The bottom line is that the homosexual lifestyle is inherently unequal. Children cannot be created through homosexual relationships, and this makes them inherently unequal. Generally, when someone says homosexuality equality they mean on marriage. Of course, you can't have equality on two lifestyles that are inherently unequal. Furthermore, if the gay lifestyle is treated equally, then it can also naturally lead to having it given equal treatment in education. It is this sort of political correctness that has spawned an explosion of schools that insist on teaching their students about the gay lifestyle equally.
Equality could also be applied to the workplace, lodging and in school. Laws like ENDA attempt to create such equality.
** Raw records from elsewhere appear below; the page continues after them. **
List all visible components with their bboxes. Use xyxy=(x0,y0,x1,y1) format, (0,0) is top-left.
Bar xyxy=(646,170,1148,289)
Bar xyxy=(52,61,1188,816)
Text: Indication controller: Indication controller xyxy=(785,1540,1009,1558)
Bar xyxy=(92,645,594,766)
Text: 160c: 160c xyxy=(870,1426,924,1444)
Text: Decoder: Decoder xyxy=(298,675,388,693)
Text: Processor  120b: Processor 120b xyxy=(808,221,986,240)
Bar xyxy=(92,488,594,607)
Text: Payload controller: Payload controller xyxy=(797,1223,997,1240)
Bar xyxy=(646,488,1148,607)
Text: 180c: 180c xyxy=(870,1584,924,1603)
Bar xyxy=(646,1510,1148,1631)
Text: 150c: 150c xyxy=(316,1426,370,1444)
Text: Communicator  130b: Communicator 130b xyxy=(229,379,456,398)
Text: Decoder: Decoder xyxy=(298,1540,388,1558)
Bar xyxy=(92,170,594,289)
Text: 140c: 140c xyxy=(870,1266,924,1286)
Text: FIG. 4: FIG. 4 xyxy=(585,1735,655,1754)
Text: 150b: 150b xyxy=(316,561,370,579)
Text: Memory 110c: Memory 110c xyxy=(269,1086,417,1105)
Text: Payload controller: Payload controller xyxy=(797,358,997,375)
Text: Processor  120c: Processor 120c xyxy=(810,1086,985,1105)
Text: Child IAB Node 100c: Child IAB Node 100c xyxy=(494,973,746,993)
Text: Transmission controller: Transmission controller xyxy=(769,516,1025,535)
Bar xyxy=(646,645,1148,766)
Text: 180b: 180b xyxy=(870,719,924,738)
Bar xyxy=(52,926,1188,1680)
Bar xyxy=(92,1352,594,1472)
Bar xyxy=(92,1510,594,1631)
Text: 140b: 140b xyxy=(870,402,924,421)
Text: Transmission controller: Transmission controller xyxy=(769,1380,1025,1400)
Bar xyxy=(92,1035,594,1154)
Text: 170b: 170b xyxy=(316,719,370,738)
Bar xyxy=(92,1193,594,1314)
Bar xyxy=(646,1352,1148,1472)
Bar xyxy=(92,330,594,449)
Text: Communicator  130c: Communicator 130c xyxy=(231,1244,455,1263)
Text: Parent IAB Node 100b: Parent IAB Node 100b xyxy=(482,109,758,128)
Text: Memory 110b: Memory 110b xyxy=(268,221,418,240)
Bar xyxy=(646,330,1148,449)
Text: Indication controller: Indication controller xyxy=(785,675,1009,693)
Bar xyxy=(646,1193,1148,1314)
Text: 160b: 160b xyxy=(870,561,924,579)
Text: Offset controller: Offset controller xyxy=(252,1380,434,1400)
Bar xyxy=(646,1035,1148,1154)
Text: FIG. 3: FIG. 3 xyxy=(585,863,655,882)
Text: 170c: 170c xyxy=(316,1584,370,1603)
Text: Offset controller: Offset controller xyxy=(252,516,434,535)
The Employment Non-Discrimination Act (ENDA), is a proposed U.S. federal law that would prohibit discrimination against employees on the basis of sexual orientation
While the first bill on the subject of sexual orientation discrimination was introduced in Congress in 1974, the first bill using the current title of "Employment Non-Discrimination Act" was introduced in 1996, failing in the Senate by a 49-50 vote.
The most recent version of the bill, introduced by Representative Frank, no longer includes language regarding protections for transgender people and has been protested by many LGBT rights organizations in the United States, with the exception of the Human Rights Campaign.
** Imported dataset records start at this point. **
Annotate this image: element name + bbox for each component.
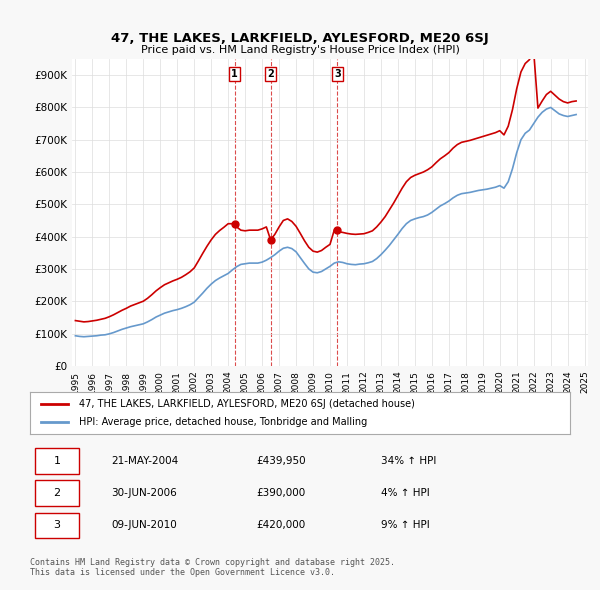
FancyBboxPatch shape	[35, 448, 79, 474]
FancyBboxPatch shape	[35, 513, 79, 538]
Text: HPI: Average price, detached house, Tonbridge and Malling: HPI: Average price, detached house, Tonb…	[79, 417, 367, 427]
Text: 3: 3	[53, 520, 61, 530]
Text: £420,000: £420,000	[257, 520, 306, 530]
Text: 2: 2	[53, 488, 61, 498]
Text: 1: 1	[53, 456, 61, 466]
Text: 47, THE LAKES, LARKFIELD, AYLESFORD, ME20 6SJ (detached house): 47, THE LAKES, LARKFIELD, AYLESFORD, ME2…	[79, 399, 415, 409]
Text: Contains HM Land Registry data © Crown copyright and database right 2025.
This d: Contains HM Land Registry data © Crown c…	[30, 558, 395, 577]
Text: 2: 2	[267, 70, 274, 79]
Text: Price paid vs. HM Land Registry's House Price Index (HPI): Price paid vs. HM Land Registry's House …	[140, 45, 460, 55]
FancyBboxPatch shape	[35, 480, 79, 506]
Text: 1: 1	[231, 70, 238, 79]
Text: 4% ↑ HPI: 4% ↑ HPI	[381, 488, 430, 498]
Text: 30-JUN-2006: 30-JUN-2006	[111, 488, 177, 498]
Text: 34% ↑ HPI: 34% ↑ HPI	[381, 456, 436, 466]
Text: 3: 3	[334, 70, 341, 79]
Text: 47, THE LAKES, LARKFIELD, AYLESFORD, ME20 6SJ: 47, THE LAKES, LARKFIELD, AYLESFORD, ME2…	[111, 32, 489, 45]
Text: £439,950: £439,950	[257, 456, 307, 466]
Text: 09-JUN-2010: 09-JUN-2010	[111, 520, 177, 530]
Text: £390,000: £390,000	[257, 488, 306, 498]
Text: 9% ↑ HPI: 9% ↑ HPI	[381, 520, 430, 530]
Text: 21-MAY-2004: 21-MAY-2004	[111, 456, 178, 466]
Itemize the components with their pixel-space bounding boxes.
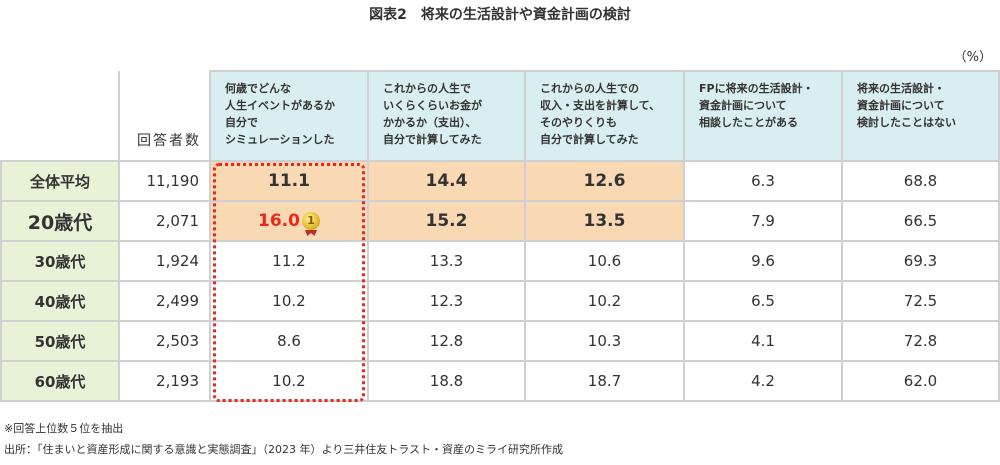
table-row: 30歳代 1,924 11.2 13.3 10.6 9.6 69.3 bbox=[0, 240, 1000, 282]
value-cell: 4.1 bbox=[683, 320, 843, 362]
value-cell: 62.0 bbox=[841, 360, 1000, 402]
value-cell: 10.2 bbox=[209, 280, 369, 322]
respondent-count: 11,190 bbox=[118, 160, 211, 202]
value-cell: 12.6 bbox=[524, 160, 685, 202]
row-label: 60歳代 bbox=[0, 360, 120, 402]
value-cell: 11.1 bbox=[209, 160, 369, 202]
value-cell: 72.5 bbox=[841, 280, 1000, 322]
column-header: 何歳でどんな 人生イベントがあるか 自分で シミュレーションした bbox=[209, 70, 369, 162]
value-cell: 69.3 bbox=[841, 240, 1000, 282]
value-cell: 10.3 bbox=[524, 320, 685, 362]
value-cell: 18.7 bbox=[524, 360, 685, 402]
table-row: 40歳代 2,499 10.2 12.3 10.2 6.5 72.5 bbox=[0, 280, 1000, 322]
respondent-count: 2,071 bbox=[118, 200, 211, 242]
figure-title: 図表2 将来の生活設計や資金計画の検討 bbox=[369, 7, 631, 23]
data-table: 回答者数 何歳でどんな 人生イベントがあるか 自分で シミュレーションした これ… bbox=[0, 70, 1000, 402]
header-row: 回答者数 何歳でどんな 人生イベントがあるか 自分で シミュレーションした これ… bbox=[1, 70, 1000, 162]
row-label: 40歳代 bbox=[0, 280, 120, 322]
value-cell: 16.0 1 bbox=[209, 200, 369, 242]
value-cell: 15.2 bbox=[367, 200, 526, 242]
table-row: 全体平均 11,190 11.1 14.4 12.6 6.3 68.8 bbox=[0, 160, 1000, 202]
count-header: 回答者数 bbox=[119, 71, 211, 162]
value-cell: 14.4 bbox=[367, 160, 526, 202]
value-cell: 8.6 bbox=[209, 320, 369, 362]
row-label: 30歳代 bbox=[0, 240, 120, 282]
column-header: FPに将来の生活設計・ 資金計画について 相談したことがある bbox=[683, 70, 843, 162]
value-cell: 72.8 bbox=[841, 320, 1000, 362]
value-cell: 18.8 bbox=[367, 360, 526, 402]
corner-cell bbox=[1, 71, 120, 161]
value-text: 16.0 bbox=[258, 211, 300, 231]
respondent-count: 2,499 bbox=[118, 280, 211, 322]
value-cell: 6.3 bbox=[683, 160, 843, 202]
respondent-count: 2,503 bbox=[118, 320, 211, 362]
value-cell: 13.5 bbox=[524, 200, 685, 242]
respondent-count: 1,924 bbox=[118, 240, 211, 282]
value-cell: 13.3 bbox=[367, 240, 526, 282]
value-cell: 9.6 bbox=[683, 240, 843, 282]
value-cell: 68.8 bbox=[841, 160, 1000, 202]
source-note: 出所：「住まいと資産形成に関する意識と実態調査」（2023 年）より三井住友トラ… bbox=[4, 443, 564, 456]
table-row: 20歳代 2,071 16.0 1 15.2 13.5 7.9 66.5 bbox=[0, 200, 1000, 242]
respondent-count: 2,193 bbox=[118, 360, 211, 402]
value-cell: 12.8 bbox=[367, 320, 526, 362]
row-label: 50歳代 bbox=[0, 320, 120, 362]
column-header: 将来の生活設計・ 資金計画について 検討したことはない bbox=[841, 70, 1000, 162]
gold-medal-icon: 1 bbox=[301, 212, 320, 230]
column-header: これからの人生で いくらくらいお金が かかるか（支出）、 自分で計算してみた bbox=[367, 70, 526, 162]
value-cell: 4.2 bbox=[683, 360, 843, 402]
unit-label: （%） bbox=[953, 50, 992, 65]
value-cell: 11.2 bbox=[209, 240, 369, 282]
value-cell: 66.5 bbox=[841, 200, 1000, 242]
table-row: 50歳代 2,503 8.6 12.8 10.3 4.1 72.8 bbox=[0, 320, 1000, 362]
value-cell: 10.6 bbox=[524, 240, 685, 282]
row-label: 全体平均 bbox=[0, 160, 120, 202]
value-cell: 12.3 bbox=[367, 280, 526, 322]
value-cell: 7.9 bbox=[683, 200, 843, 242]
column-header: これからの人生での 収入・支出を計算して、 そのやりくりも 自分で計算してみた bbox=[524, 70, 685, 162]
table-row: 60歳代 2,193 10.2 18.8 18.7 4.2 62.0 bbox=[0, 360, 1000, 402]
value-cell: 10.2 bbox=[209, 360, 369, 402]
footnote: ※回答上位数５位を抽出 bbox=[4, 422, 124, 435]
value-cell: 6.5 bbox=[683, 280, 843, 322]
value-cell: 10.2 bbox=[524, 280, 685, 322]
row-label: 20歳代 bbox=[0, 200, 120, 242]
Laws like ENDA are, in my opinion, well meaning and compassionate but also misguided. The reality is that sexuality is a private matter. It has no place in the workplace or any other public forum. It is no less appropriate for a heterosexual to flaunt their sexuality than it is for a homosexual to do it. A homosexual only needs protection if they are flaunting their sexuality inappropriately. Thus, protection to homosexuals in the workplace creates protections for publicizing a private act.
On many levels there are parallels between the bigotry that many minorities went through and the bigotry that homosexuals continue to go through. While I am sympathetic to their plight, I don't believe the answer is to legislate equality. Once behavior and especially sexuality is all given equal treatment, then we are ignoring the inherent inequality in the behavior. Furthermore, it opens up a Pandora's box to protect all sorts of behavior.
I think it is a noble goal to have a society where everyone is treated equally, no matter their sexual orientation, however when a politician makes equality of sexuality a platform, I am concerned by what specifically that means.